During the fluctuating state of the Assignats of France, I must ask the favor of you to inform me in every letter of the rate of exchange between them & coin, this being necessary for the regulation of our custom houses. We are continuing our supplies to the island of St. Domingo at the request of the Minister of France here. We would wish however to receive a more formal sanction from the government of France than has yet been given. Indeed, we know of none but a vote of the late National Assembly for 4 millions of livres of our debt, sent to the government of St. Domingo, communicated by them to the Minister here, & by him to us. And this was in terms not properly applicable to the form of our advances. We wish therefore for a full sanction of the past & a complete expression of the desires of their government as to future supplies to their colonies. Besides what we have furnished publicly, individual merchants of the U. S. have carried considerable supplies to the island of St. Domingo, which have been sometimes purchased, sometimes taken by force, and bills given by the administration of the colony on the minister here, which have been protested for want of funds. We have no doubt that justice will be done to these.1
TO THE PRESIDENT OF THE UNITED STATESD. S. MSS.
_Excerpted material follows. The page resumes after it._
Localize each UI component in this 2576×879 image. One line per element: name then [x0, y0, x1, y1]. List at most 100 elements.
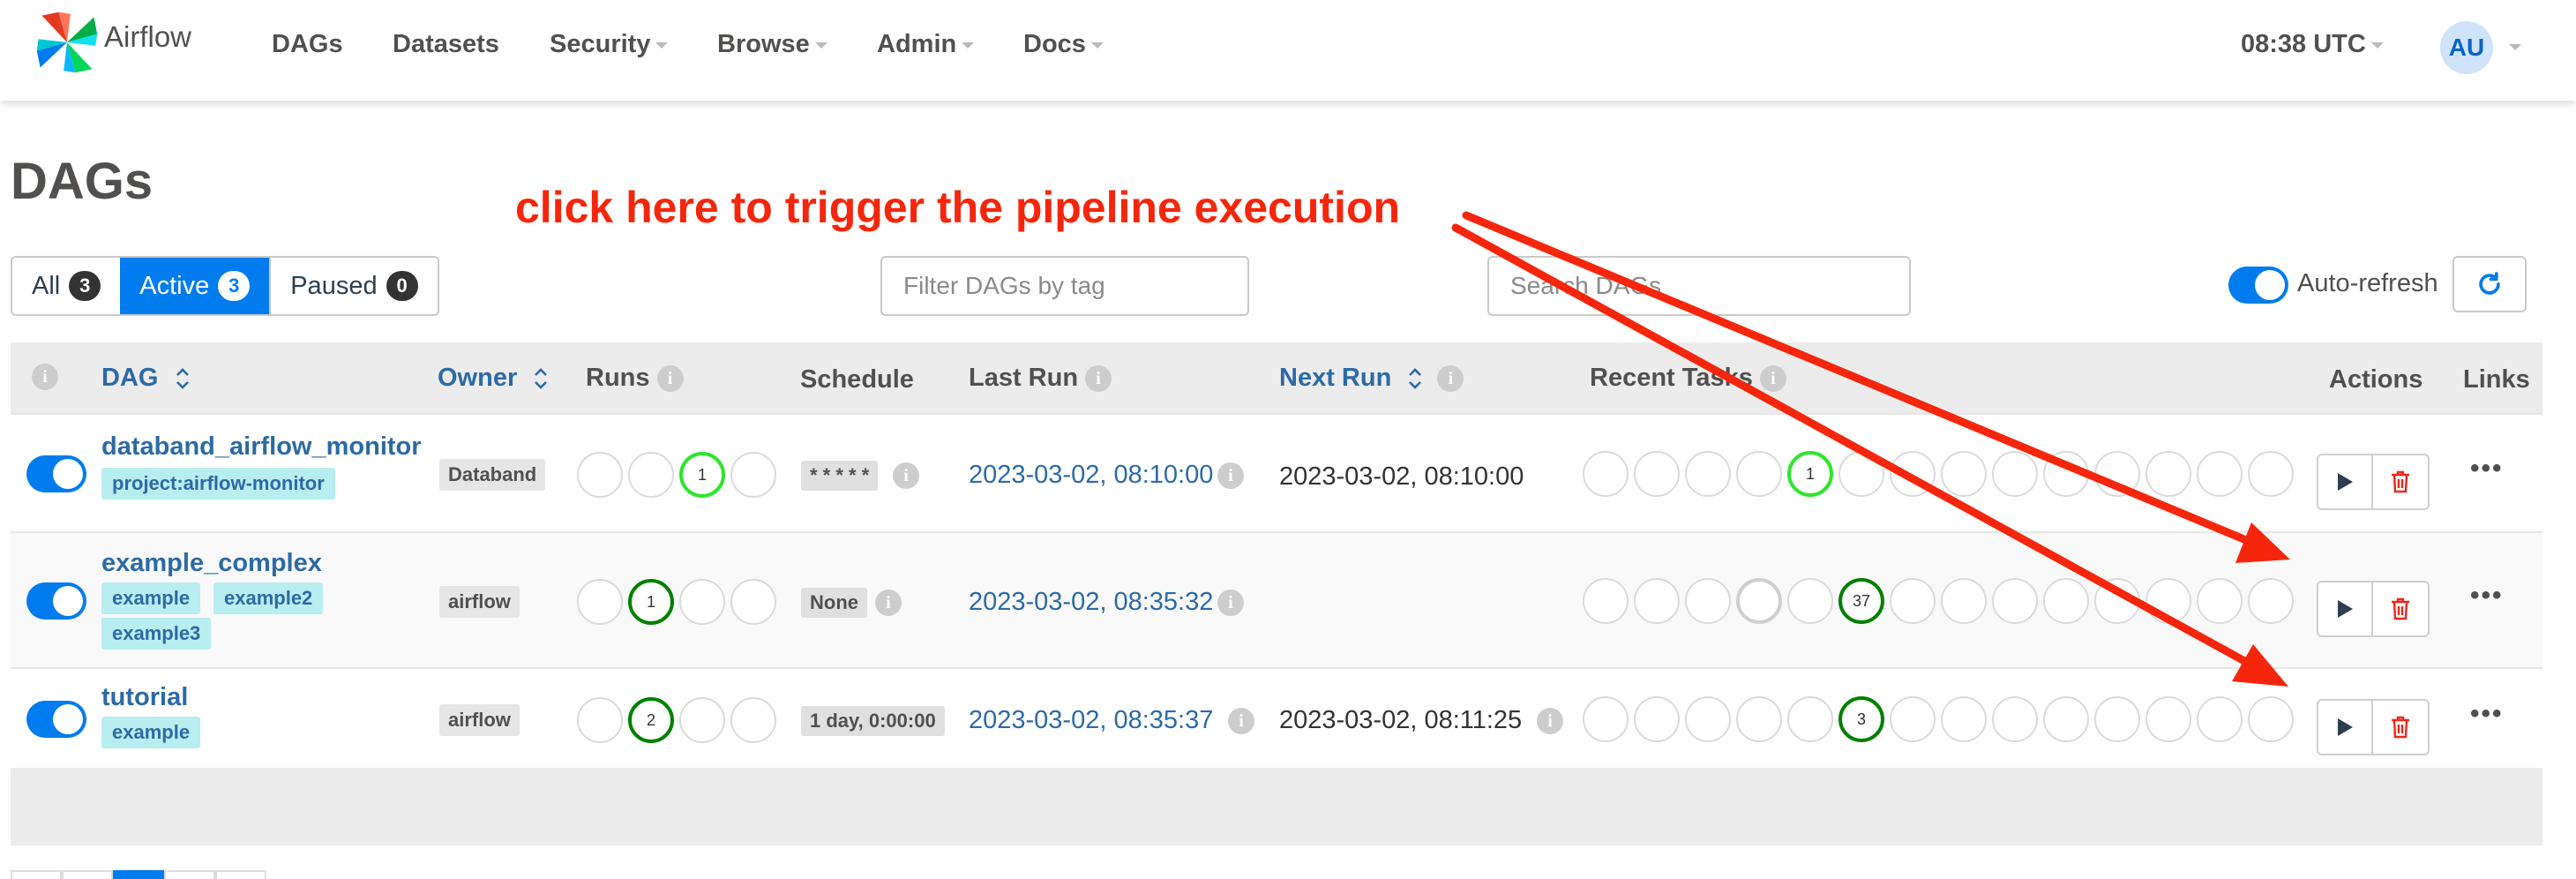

Philadelphia Jan. 1, 1793.
I have duly considered the translation of the letter of Dec. 27, from M. de la Forest, stating that the French Consuls here have a right to receive their salaries at Paris, that under the present circumstances they cannot dispose of their bills, and desiring that our government will take them as a remittance in part of the monies we have to pay to France. No doubt he proposes to let us have them on such terms as may ensure us against loss either from the course of exchange of cash for cash at Philadelphia, Amsterdam & Paris, or from the difference between cash and assignats at Paris, in which latter form they will probably be paid. I do not observe any objection from the treasury that this channel of remittance would be out of their ordinary line and inadmissible on that account.—Taking it therefore on the ground merely of an advance unauthorized by the French government, I think the bills may be taken. We have every reason to believe the money is due to them, and none to doubt it will be paid, every creditor being authorized to draw on his debtor. They will be paid indeed in assignats, at the nominal value only, but it is previously understood that these will procure cash on the spot of the real value we shall have paid for them. The risk, if any, is certainly very small, and such as it would be expedient in us to encounter in order to oblige these gentlemen. I think it of real value to produce favorable dispositions in the agents of foreign nations here. Cordiality among nations depends very much on the representations of their agents mutually, and cordiality once established, is of immense value, even counted in money, from the favors it produces in commerce, and the good understanding it preserves in matters merely political.
[1 ]The completion of this letter is lost.